In leading a media briefing this week to lay out its forecast on key oil trends next year, Platts’ global director of analytics Chris Midgley (pictured above) noted a few transitions that have yet to kick in, both of which could contribute to market volatility.
Specifically, Midgley noted that shipowners transitioning away from high-sulfur fuel oil to marine gasoil, which is a diesel product, can make that transition easily. “It’s a much quicker switch,” Midgley said at the briefing. “We expect to see gasoil demand kick in right as we move into January.”
IMO 2020 requires ships to burn fuel with a sulfur content of no more than 0.5%. The previous limit for most of the world was 3.5%. Two solutions with direct impact on diesel markets are keys to the transition. One involves the manufacture of a new brand of fuel known as very-low-sulfur fuel oil (VLSFO), which is produced by blending in a significant amount of vacuum gasoil, an existing intermediate product that can be used to produce over-the-road diesel. The transition to VLSFO generally has been seen as more complex because it is a new product and needs extensive testing.
The second is to swap out high-sulfur fuel oil for an existing product called marine gasoil (MGO). There have been estimates by others that MGO demand might increase as much as 1 million barrels/day during the transition, possibly putting a strain on the supplies of over-the-road diesel.
Midgley also noted that the IMO 2020 rules have a “carriage ban” that goes into effect in March. The carriage ban is complex but can be viewed as giving a little bit of breathing room to the Jan. 1 inauguration of IMO 2020. The carriage ban is creating a gray area in the implementation of the rule, but only into March.
According to S&P Global Platts data monitored by FreightWaves, the spread between ultra-low-sulfur diesel in New York Harbor and the price of dated Brent, the global crude benchmark, got as high as roughly $22/barrel in late October. At the time, a significant amount of refinery maintenance was cited as the reason for the higher spread, but a possible fallout was also seen as a possible reason. It has since fallen to as low as $15/b.
According to Midgley, there were several reasons for the weakness in distillate markets, which he referred to as gasoil, another term used in global oil markets to refer to the family of products that includes diesel. In particular, he said, the lateness of the monsoon season in India led to a poor harvest, which cut agricultural demand for distillate products. That in turn led to more exports to markets including the U.S. A similar dynamic is playing out in the U.S., he said, with a late planting season and a delayed harvest in some parts of the Midwest due to bad weather cutting distillate demand there as well.
(A recent surge in diesel demand in the U.S. has resulted in the average of what the Department of Energy refers to as “product supplied” to be the highest for the period from September to early December in several years.
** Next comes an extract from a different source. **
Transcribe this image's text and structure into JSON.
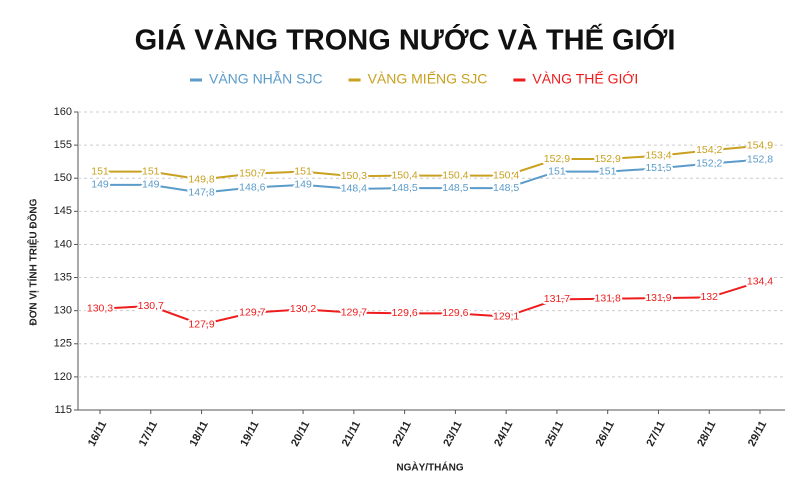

A lot of the increase in the average was helped by some strong demand numbers in recent weeks.)
Midgley said distillates demand is “starting to kick in.” But refining margins in Asia — a key refining center and in particular the biggest market for marine fuels — are negative. “There needs to be a $10/b swing in the gasoil crack,” Midgley said, to incentivize refiners to produce more gasoil in general and more marine gasoil in particular. (Note our earlier reference to the swing in the New York Harbor; it isn’t really close to $10/b). “You need to have the demand and the call for it from the marine sector.”
Looking to the broader macro picture into 2020, Midgley discussed one of the biggest question markets that everyone in the oil market is pondering: What will U.S. crude production growth be in 2020? The market is coming off a year in which U.S. crude output increased by as much as 1.2 million b/d. Conventional forecasts for a long time had the U.S. tacking on another million in 2020. But tighter credit lines and investor demands are seeing those forecasts pared back.
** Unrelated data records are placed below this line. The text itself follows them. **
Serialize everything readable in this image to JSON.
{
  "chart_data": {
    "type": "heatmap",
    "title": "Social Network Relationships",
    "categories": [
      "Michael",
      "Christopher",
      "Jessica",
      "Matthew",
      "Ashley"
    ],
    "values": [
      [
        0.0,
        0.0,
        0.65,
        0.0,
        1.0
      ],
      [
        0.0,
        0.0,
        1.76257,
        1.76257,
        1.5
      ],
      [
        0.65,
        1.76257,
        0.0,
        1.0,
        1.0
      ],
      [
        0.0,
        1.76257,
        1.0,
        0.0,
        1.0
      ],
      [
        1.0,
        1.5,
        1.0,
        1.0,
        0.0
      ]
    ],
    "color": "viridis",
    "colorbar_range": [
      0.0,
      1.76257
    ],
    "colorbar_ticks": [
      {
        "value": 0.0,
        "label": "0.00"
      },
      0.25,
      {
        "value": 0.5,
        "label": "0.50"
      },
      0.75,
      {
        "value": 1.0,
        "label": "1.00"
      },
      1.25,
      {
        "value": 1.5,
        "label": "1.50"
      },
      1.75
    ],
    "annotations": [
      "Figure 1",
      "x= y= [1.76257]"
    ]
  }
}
The Platts forecast now is for shale growth of 800,000 b/d. But to get to a total petroleum number, it also assumes that conventional oil production growth will drop by 150,000 b/d but that production of natural gas liquids (propane, butane, etc.) will rise more than 500,000 b/d. The net total increase in petroleum in the U.S. will be about 1.3 million b/d, Midgley said.
Midgley said S&P Global Platts’ forecast for 2020, first revealed in the middle of last year, was for U.S. growth to be 1.1 million b/d. “Everyone was telling us it was too low,” he said.
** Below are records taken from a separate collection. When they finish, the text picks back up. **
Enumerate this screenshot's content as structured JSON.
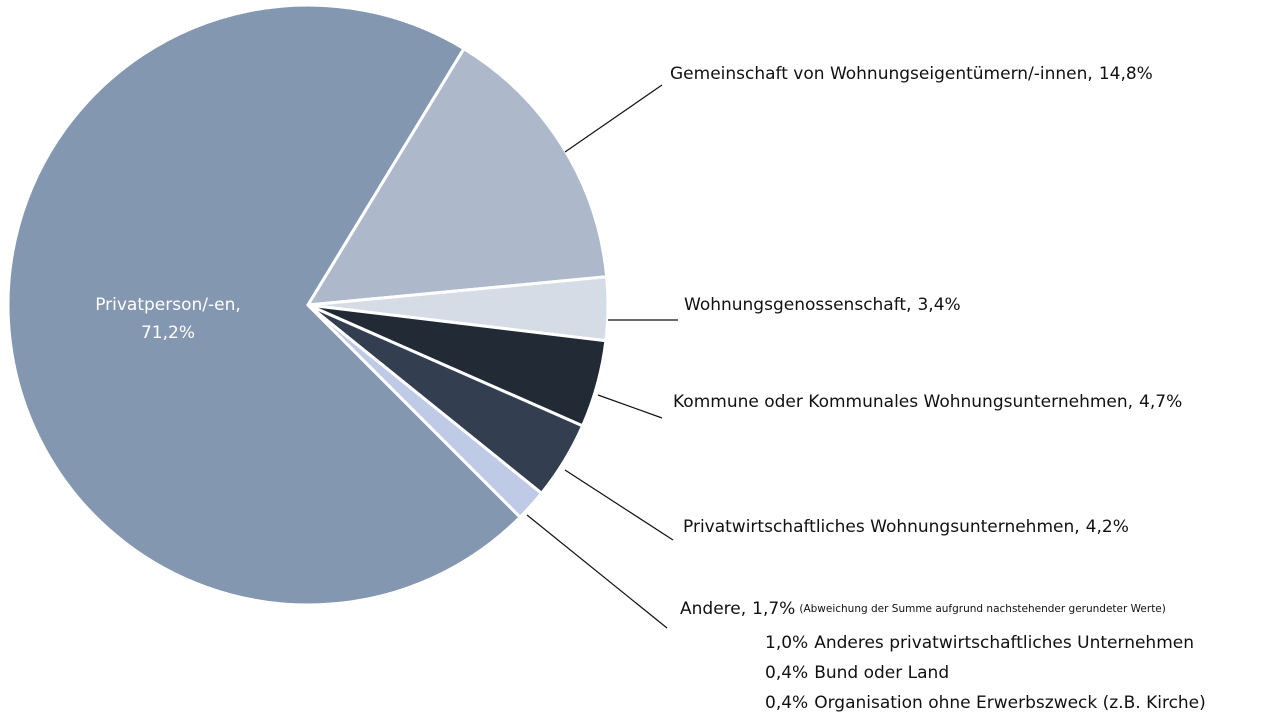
{
  "chart_data": {
    "type": "pie",
    "categories": [
      "Privatperson/-en,",
      "Gemeinschaft von Wohnungseigentümern/-innen,",
      "Wohnungsgenossenschaft,",
      "Kommune oder Kommunales Wohnungsunternehmen,",
      "Privatwirtschaftliches Wohnungsunternehmen,",
      "Andere,"
    ],
    "values": [
      71.2,
      14.8,
      3.4,
      4.7,
      4.2,
      1.7
    ],
    "value_labels": [
      "71,2%",
      "14,8%",
      "3,4%",
      "4,7%",
      "4,2%",
      "1,7%"
    ],
    "colors": [
      "#8497b0",
      "#adb9ca",
      "#d6dce5",
      "#222a35",
      "#333f50",
      "#bfcae6"
    ],
    "note": "(Abweichung der Summe aufgrund nachstehender gerundeter Werte)",
    "breakdown": [
      {
        "share": "1,0%",
        "name": "Anderes privatwirtschaftliches Unternehmen"
      },
      {
        "share": "0,4%",
        "name": "Bund oder Land"
      },
      {
        "share": "0,4%",
        "name": "Organisation ohne Erwerbszweck (z.B. Kirche)"
      }
    ]
  }
}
The current U.S. rig count, according to Enverus, is 839. Midgley said if the rig count “flattens” at 660, the growth in shale production will be about 900,000 b/d in the U.S. But if it drops another 40 to 50 rigs beyond that, the growth rate would slow to 800,000 b/d, he added. Either way, Midgley said there is clearly “stricter capital discipline” coming from the financial institutions that have financed the shale boom.